Silicon Cities
How Newark’s Focus on Technology and Entrepreneurship is Revitalizing the City
Varun Nayar | October 6, 2016

Newark has long been an important economic and industrial hub for the state of New Jersey and the entire New York metropolitan area. Port Newark-Elizabeth is the primary container-shipping terminal for the Port of New York and New Jersey, which is the most highly trafficked seaport on the East Coast, and Newark Liberty International Airport is one of the busiest airports in the country. It’s no wonder, then, that Newark has been nicknamed the “Gateway City.”

While the city underwent a slow urban and economic decline since its peak in the ’50s and ’60s, the turn of the century and the digital and Internet revolution have provided Newark with an opportunity to build a vibrant entrepreneurial ecosystem and new economy — one that may not look anything like the city’s industrial past but one that holds equal promise.

As a result, Newark is being revitalized by technology-focused companies. Several large, established companies have migrated to Newark in search of more affordable office real estate and a lower cost of doing business.

In 2013, for instance, electronics manufacturer Panasonic relocated its American headquarters to downtown Newark, a block away from the city’s Penn Station, to take advantage of a tax incentive package for companies located near mass transit. Panasonic received up to $102.4 million in tax breaks from the New Jersey Economic Development Authority’s Urban Transit Hub tax credit program, which also required the firm to bring 250 new jobs to the city by the end of 2016.

Amazon subsidiary Audible, which moved to downtown Newark much earlier, in 2007, initially brought 127 jobs to the city, but that number has since grown to 800. More importantly, however, the company is now investing its own resources to create a more fertile ground for tech-minded startups to launch and thrive in Newark.

In 2014, the New York City metro area attracted a near-record $5 billion in venture funding—and while most of that undoubtedly went to startups in New York, Newark is only 20 minutes away by train and its real estate is much, much cheaper. For fledgling businesses that can’t afford Manhattan or Brooklyn, Newark may one day be the answer.

Earlier this year, Audible CEO Don Katz founded Newark Venture Partners (NVP), a venture capital fund focused on allocating $50 million in seed and Series A funding to Gateway City companies over the course of five years, with help from Dun & Bradstreet, Prudential Financial, and multiple veteran angel investors such as Thomas Wisniewski.

For Katz, the benefits for businesses looking to make the jump across the Hudson River are clear: “The cost of our space is a fraction of what it would cost in Manhattan,” he told Next City.

But make no mistake: Newark is not a small town. Its distinctly urban feel means that startups based there get a realistic “test tube environment” in which to test their services and products.

After opening a 25,000-square foot accelerator workspace in downtown Newark – complete with Internet service that runs at 10 gigabits per second, 20 times faster than average – in the first quarter of 2016, NVP closed $23 million in investment funding in May. In September, the firm announced the launch of its first NVP Labs Accelerator, with an inaugural class of nine companies.
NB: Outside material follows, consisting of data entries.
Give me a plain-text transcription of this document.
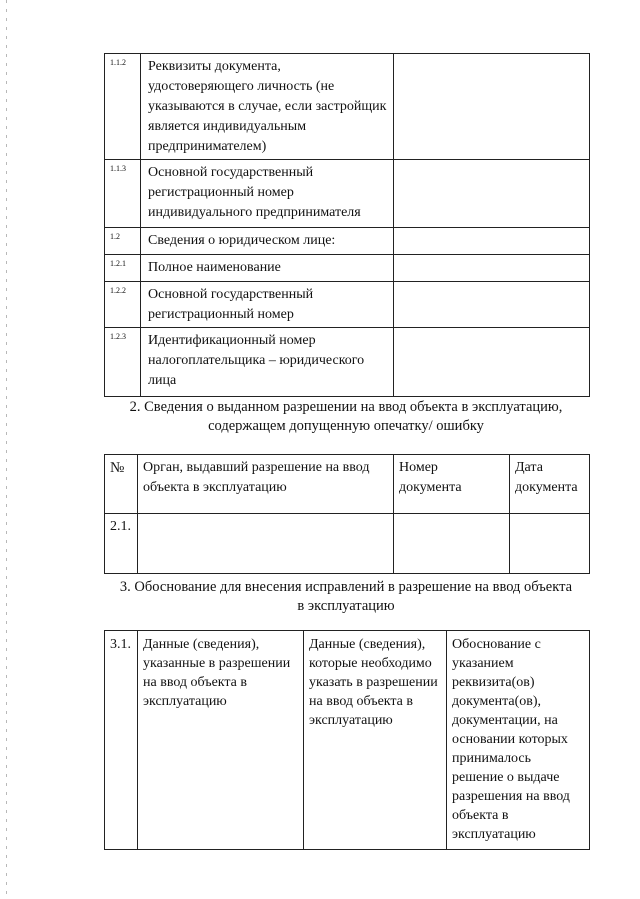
1.1.2	Реквизиты документа, удостоверяющего личность (не указываются в случае, если застройщик является индивидуальным предпринимателем)	
1.1.3	Основной государственный регистрационный номер индивидуального предпринимателя	
1.2	Сведения о юридическом лице:	
1.2.1	Полное наименование	
1.2.2	Основной государственный регистрационный номер	
1.2.3	Идентификационный номер налогоплательщика – юридического лица	
2. Сведения о выданном разрешении на ввод объекта в эксплуатацию,
содержащем допущенную опечатку/ ошибку
№	Орган, выдавший разрешение на ввод объекта в эксплуатацию	Номер документа	Дата документа
2.1.			
3. Обоснование для внесения исправлений в разрешение на ввод объекта
в эксплуатацию
3.1.	Данные (сведения), указанные в разрешении на ввод объекта в эксплуатацию	Данные (сведения), которые необходимо указать в разрешении на ввод объекта в эксплуатацию	Обоснование с указанием реквизита(ов) документа(ов), документации, на основании которых принималось решение о выдаче разрешения на ввод объекта в эксплуатацию
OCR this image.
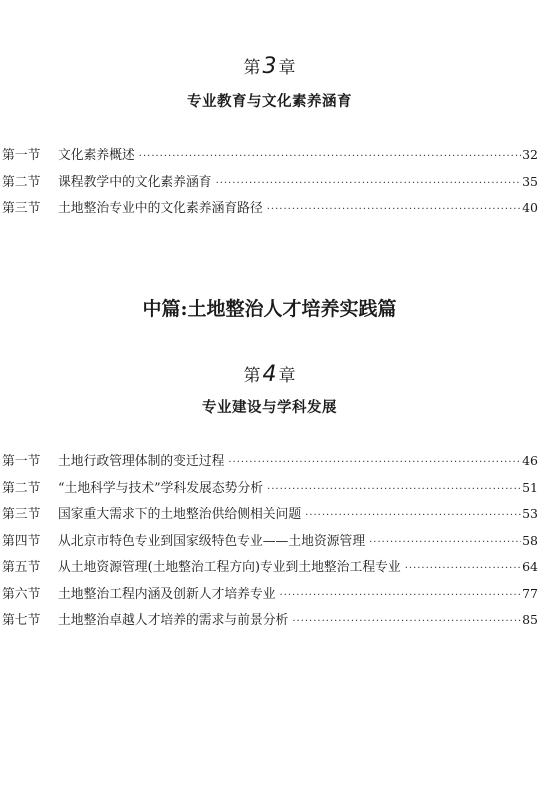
第3 章
专业教育与文化素养涵育
第一节	文化素养概述 ·····	32
第二节	课程教学中的文化素养涵育 ·····	35
第三节	土地整治专业中的文化素养涵育路径 ·····	40
中篇:土地整治人才培养实践篇
第4 章
专业建设与学科发展
第一节	土地行政管理体制的变迁过程 ·····	46
第二节	“土地科学与技术”学科发展态势分析 ·····	51
第三节	国家重大需求下的土地整治供给侧相关问题 ·····	53
第四节	从北京市特色专业到国家级特色专业——土地资源管理 ·····	58
第五节	从土地资源管理(土地整治工程方向)专业到土地整治工程专业 ·····	64
第六节	土地整治工程内涵及创新人才培养专业 ·····	77
第七节	土地整治卓越人才培养的需求与前景分析 ·····	85
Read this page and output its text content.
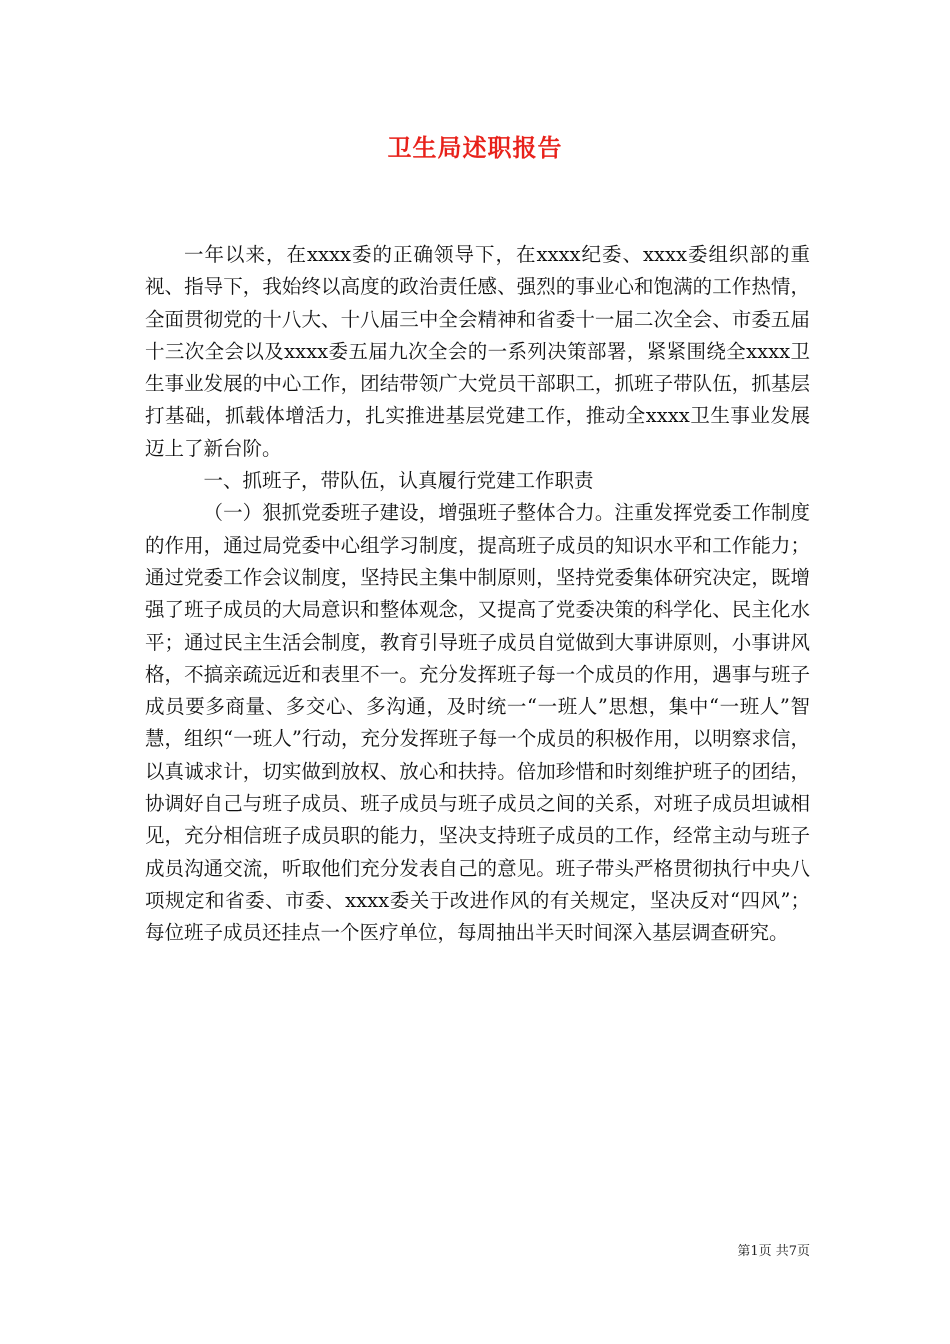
卫生局述职报告

一年以来，在xxxx委的正确领导下，在xxxx纪委、xxxx委组织部的重视、指导下，我始终以高度的政治责任感、强烈的事业心和饱满的工作热情，全面贯彻党的十八大、十八届三中全会精神和省委十一届二次全会、市委五届十三次全会以及xxxx委五届九次全会的一系列决策部署，紧紧围绕全xxxx卫生事业发展的中心工作，团结带领广大党员干部职工，抓班子带队伍，抓基层打基础，抓载体增活力，扎实推进基层党建工作，推动全xxxx卫生事业发展迈上了新台阶。

一、抓班子，带队伍，认真履行党建工作职责

（一）狠抓党委班子建设，增强班子整体合力。注重发挥党委工作制度的作用，通过局党委中心组学习制度，提高班子成员的知识水平和工作能力；通过党委工作会议制度，坚持民主集中制原则，坚持党委集体研究决定，既增强了班子成员的大局意识和整体观念，又提高了党委决策的科学化、民主化水平；通过民主生活会制度，教育引导班子成员自觉做到大事讲原则，小事讲风格，不搞亲疏远近和表里不一。充分发挥班子每一个成员的作用，遇事与班子成员要多商量、多交心、多沟通，及时统一“一班人”思想，集中“一班人”智慧，组织“一班人”行动，充分发挥班子每一个成员的积极作用，以明察求信，以真诚求计，切实做到放权、放心和扶持。倍加珍惜和时刻维护班子的团结，协调好自己与班子成员、班子成员与班子成员之间的关系，对班子成员坦诚相见，充分相信班子成员职的能力，坚决支持班子成员的工作，经常主动与班子成员沟通交流，听取他们充分发表自己的意见。班子带头严格贯彻执行中央八项规定和省委、市委、xxxx委关于改进作风的有关规定，坚决反对“四风”；每位班子成员还挂点一个医疗单位，每周抽出半天时间深入基层调查研究。

第1页 共7页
The objective of the program, which runs from September to November, is to enable participating firms to build and scale their businesses, with full access to Audible’s system engineers and architects, data scientists, and business experts, all of whom will be located in the same building, along with mentors from the Rutgers University Business School. Startups also receive an $80,000 investment in exchange for a 5 percent equity stake.

This year’s class casts a wide net across multiple startups looking to use technology to disrupt many different industries. This includes startups such as Barkly, an on-demand dog walking app that connects owners to vetted walkers; Navinata Health, which uses technology and data to create a quick and reliable system that educates busy physicians about life-saving and life-extending techniques and therapies; and Dream Forward, which helps sell 401(k) plans with a unique technology designed to help employees understand and navigate the often-confusing process of saving for retirement.

Newark Venture Partners has received commendations from New Jersey officials such as Newark Mayor Ras Baraka, former Newark Mayor and now U.S. Senator Cory Booker, and Lieutenant Governor Kim Guadagno.

Naturally, New York City’s technology and startup ecosystem, sometimes dubbed Silicon Alley, will continue to garner more of the spotlight from investors and entrepreneurs around the country. However, in its shadow, the new Gateway City is quietly building a digital economy that may one day rival its neighbor in Manhattan.